The death in 2010 of Robert B. Parker, the Dean of American Crime Fiction, left a giant void in the hard-boiled detective mystery genre built by luminaries like Dashiell Hammett, Mickey Spillane, Raymond Chandler, and Ross MacDonald. James Phoenix continues the tradition of the tough, wisecracking, private detective with Frame Up, the first in the Fenway Burke Mystery Series.
Fans of Robert Parker now have a new, street-smart Boston private eye with the Christian name of “Fenway,” who covers the same turf as Spencer, but whose home base is a rusting, steel-hulled, fifty-eight foot boat moored in Marblehead harbor about 10 miles north of Boston.
Fenway Burke is cast by Phoenix in the same blunt, masculine, first person style of so many great, hardboiled detective novels.

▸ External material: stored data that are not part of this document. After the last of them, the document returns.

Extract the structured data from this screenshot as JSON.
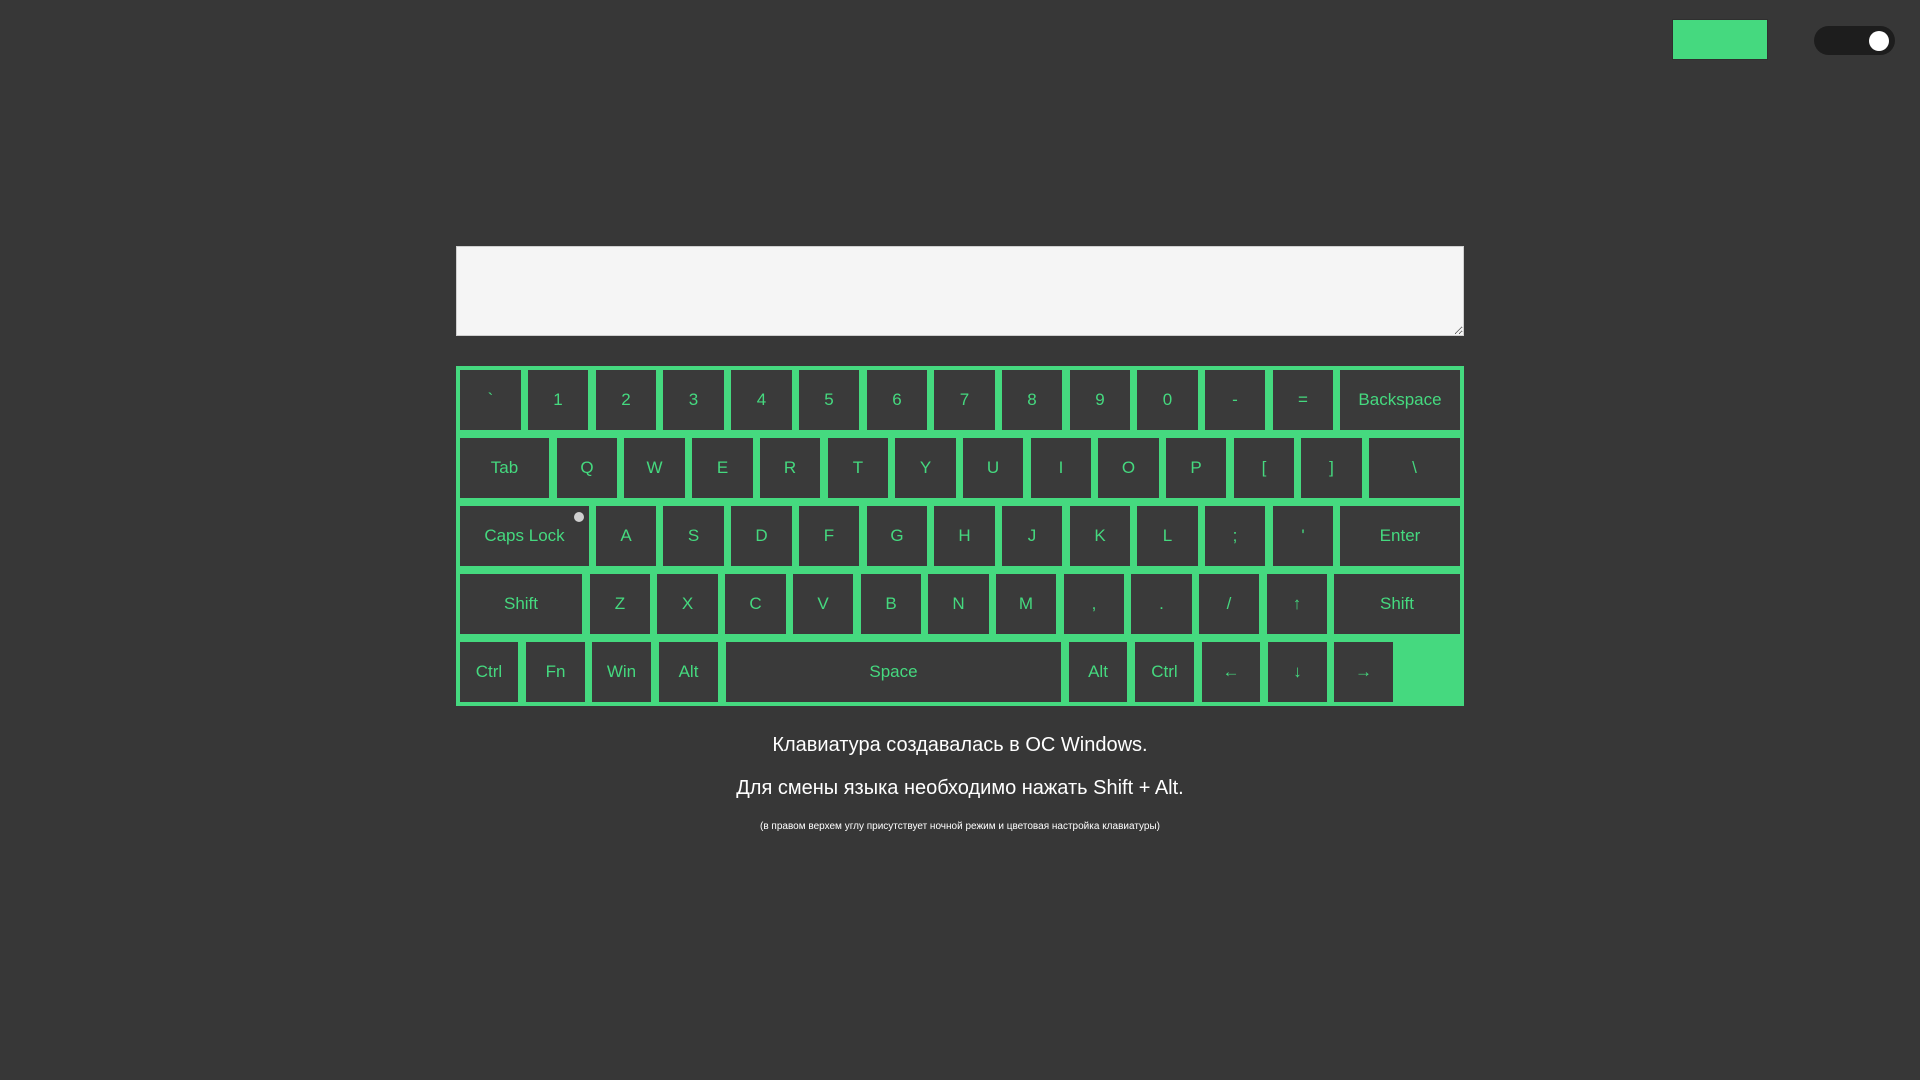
{
  "theme": {
    "background": "#373737",
    "accent": "#45d97f",
    "key_background": "#3a3a3a",
    "toggle_track": "#1d1d1d",
    "toggle_knob": "#ffffff"
  },
  "header": {
    "color_picker": {
      "icon": "color-swatch",
      "value": "#45d97f"
    },
    "night_mode_toggle": {
      "icon": "toggle-switch",
      "state": "on"
    }
  },
  "textarea": {
    "value": "",
    "placeholder": ""
  },
  "keyboard": {
    "caps_lock_indicator": "off",
    "rows": [
      [
        "`",
        "1",
        "2",
        "3",
        "4",
        "5",
        "6",
        "7",
        "8",
        "9",
        "0",
        "-",
        "=",
        "Backspace"
      ],
      [
        "Tab",
        "Q",
        "W",
        "E",
        "R",
        "T",
        "Y",
        "U",
        "I",
        "O",
        "P",
        "[",
        "]",
        "\\"
      ],
      [
        "Caps Lock",
        "A",
        "S",
        "D",
        "F",
        "G",
        "H",
        "J",
        "K",
        "L",
        ";",
        "'",
        "Enter"
      ],
      [
        "Shift",
        "Z",
        "X",
        "C",
        "V",
        "B",
        "N",
        "M",
        ",",
        ".",
        "/",
        "↑",
        "Shift"
      ],
      [
        "Ctrl",
        "Fn",
        "Win",
        "Alt",
        "Space",
        "Alt",
        "Ctrl",
        "←",
        "↓",
        "→"
      ]
    ]
  },
  "info": {
    "line1": "Клавиатура создавалась в ОС Windows.",
    "line2": "Для смены языка необходимо нажать Shift + Alt.",
    "note": "(в правом верхем углу присутствует ночной режим и цветовая настройка клавиатуры)"
  }
}
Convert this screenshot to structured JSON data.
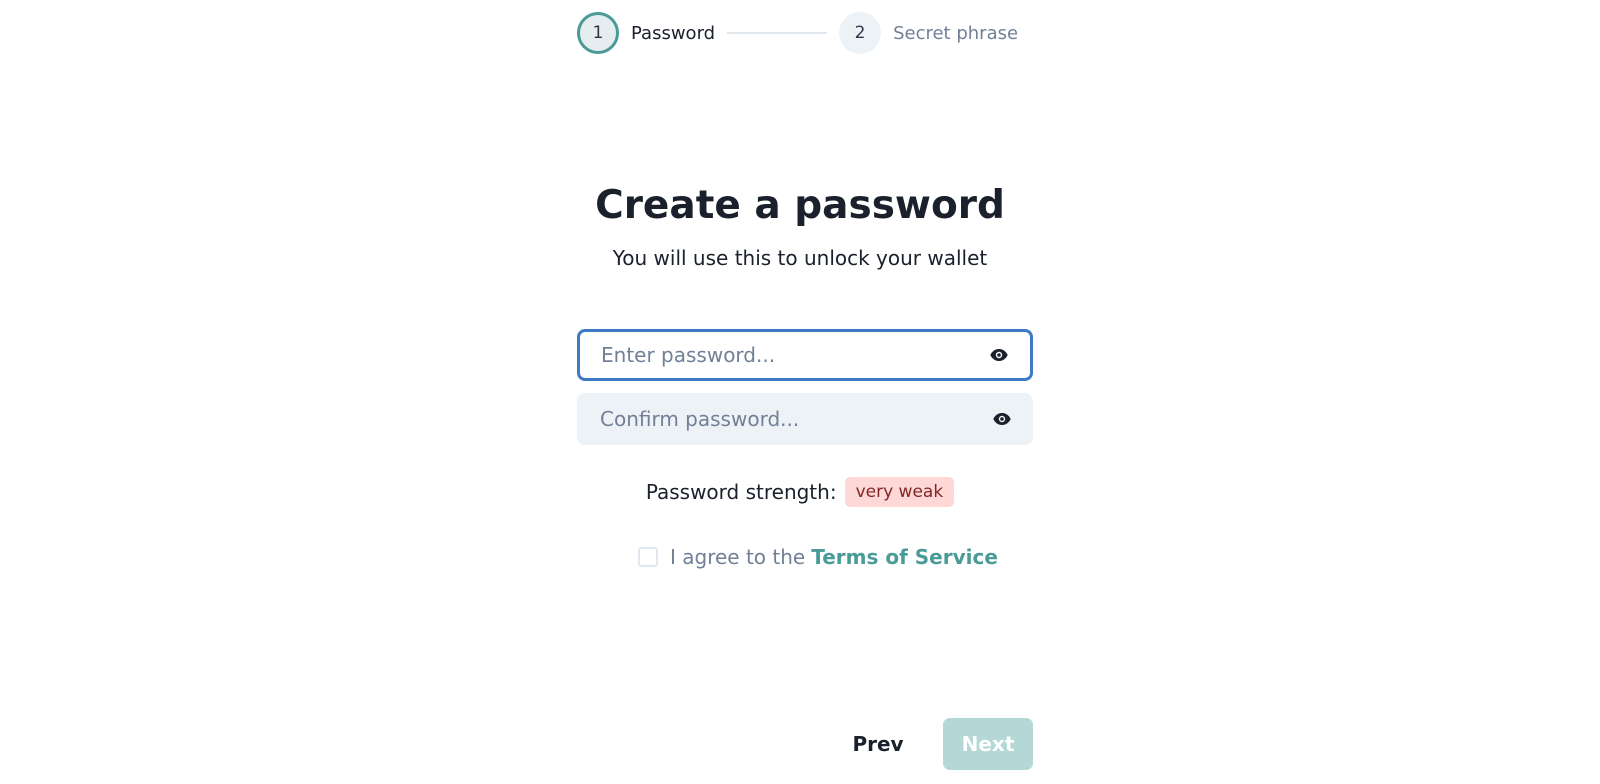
{
  "stepper": {
    "steps": [
      {
        "number": "1",
        "label": "Password",
        "state": "active"
      },
      {
        "number": "2",
        "label": "Secret phrase",
        "state": "inactive"
      }
    ]
  },
  "header": {
    "title": "Create a password",
    "subtitle": "You will use this to unlock your wallet"
  },
  "form": {
    "password_placeholder": "Enter password...",
    "password_value": "",
    "confirm_placeholder": "Confirm password...",
    "confirm_value": "",
    "eye_icon": "eye-icon"
  },
  "strength": {
    "label": "Password strength:",
    "value": "very weak",
    "badge_bg": "#fed7d7",
    "badge_color": "#822727"
  },
  "agreement": {
    "text": "I agree to the",
    "link": "Terms of Service",
    "checked": false
  },
  "buttons": {
    "prev": "Prev",
    "next": "Next",
    "next_disabled": true
  },
  "colors": {
    "accent": "#4a9b97",
    "focus": "#3f7bc4",
    "next_disabled_bg": "#b3d8d5"
  }
}
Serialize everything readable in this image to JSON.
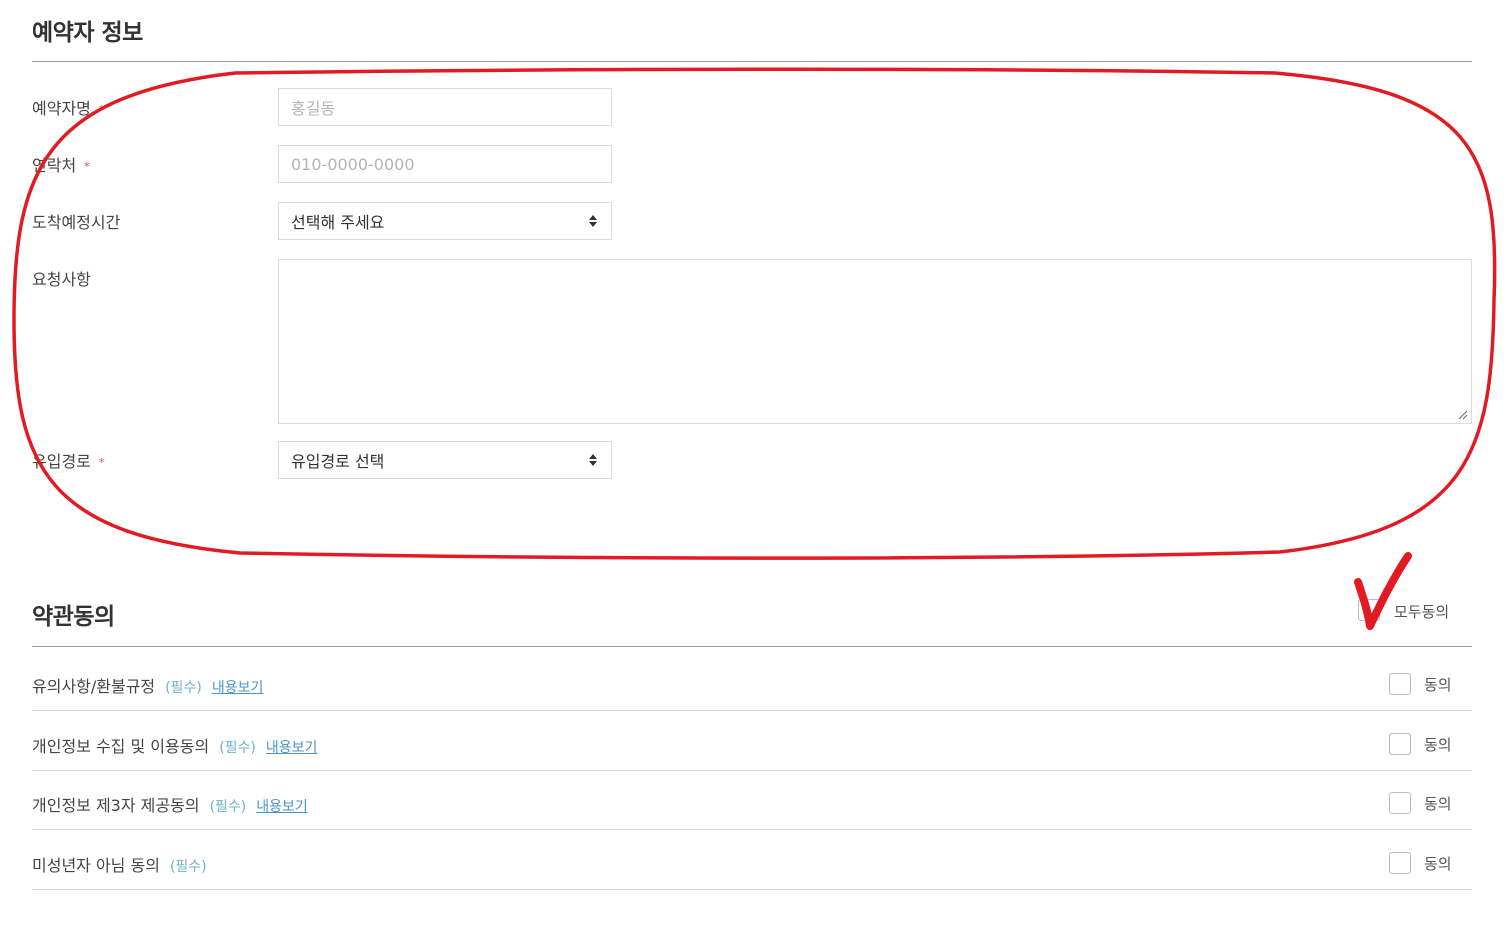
{
  "reservation": {
    "title": "예약자 정보",
    "name_label": "예약자명",
    "name_placeholder": "홍길동",
    "phone_label": "연락처",
    "phone_placeholder": "010-0000-0000",
    "arrival_label": "도착예정시간",
    "arrival_value": "선택해 주세요",
    "request_label": "요청사항",
    "request_value": "",
    "route_label": "유입경로",
    "route_value": "유입경로 선택",
    "required_mark": "*"
  },
  "terms": {
    "title": "약관동의",
    "agree_all_label": "모두동의",
    "required_tag": "(필수)",
    "view_link": "내용보기",
    "agree_label": "동의",
    "items": [
      {
        "label": "유의사항/환불규정",
        "has_view": true
      },
      {
        "label": "개인정보 수집 및 이용동의",
        "has_view": true
      },
      {
        "label": "개인정보 제3자 제공동의",
        "has_view": true
      },
      {
        "label": "미성년자 아님 동의",
        "has_view": false
      }
    ]
  },
  "annotations": {
    "color": "#e21b23"
  }
}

The memorable characters in Frame Up include a hulk of a man named Tiny, who runs Boston’s largest bookie operation; a white-bearded lobsterman named Wiff, a fixture in Maddie’s Bar on Front Street in Marblehead; and Fenway’s love interest, Megan Griffin, a six-foot tall, statuesque Boston public defender.
The action is fast, the characters are memorable, and the unexpected is to be expected in this brilliantly conceived crime series that adds a new contender in the pantheon of great private eyes.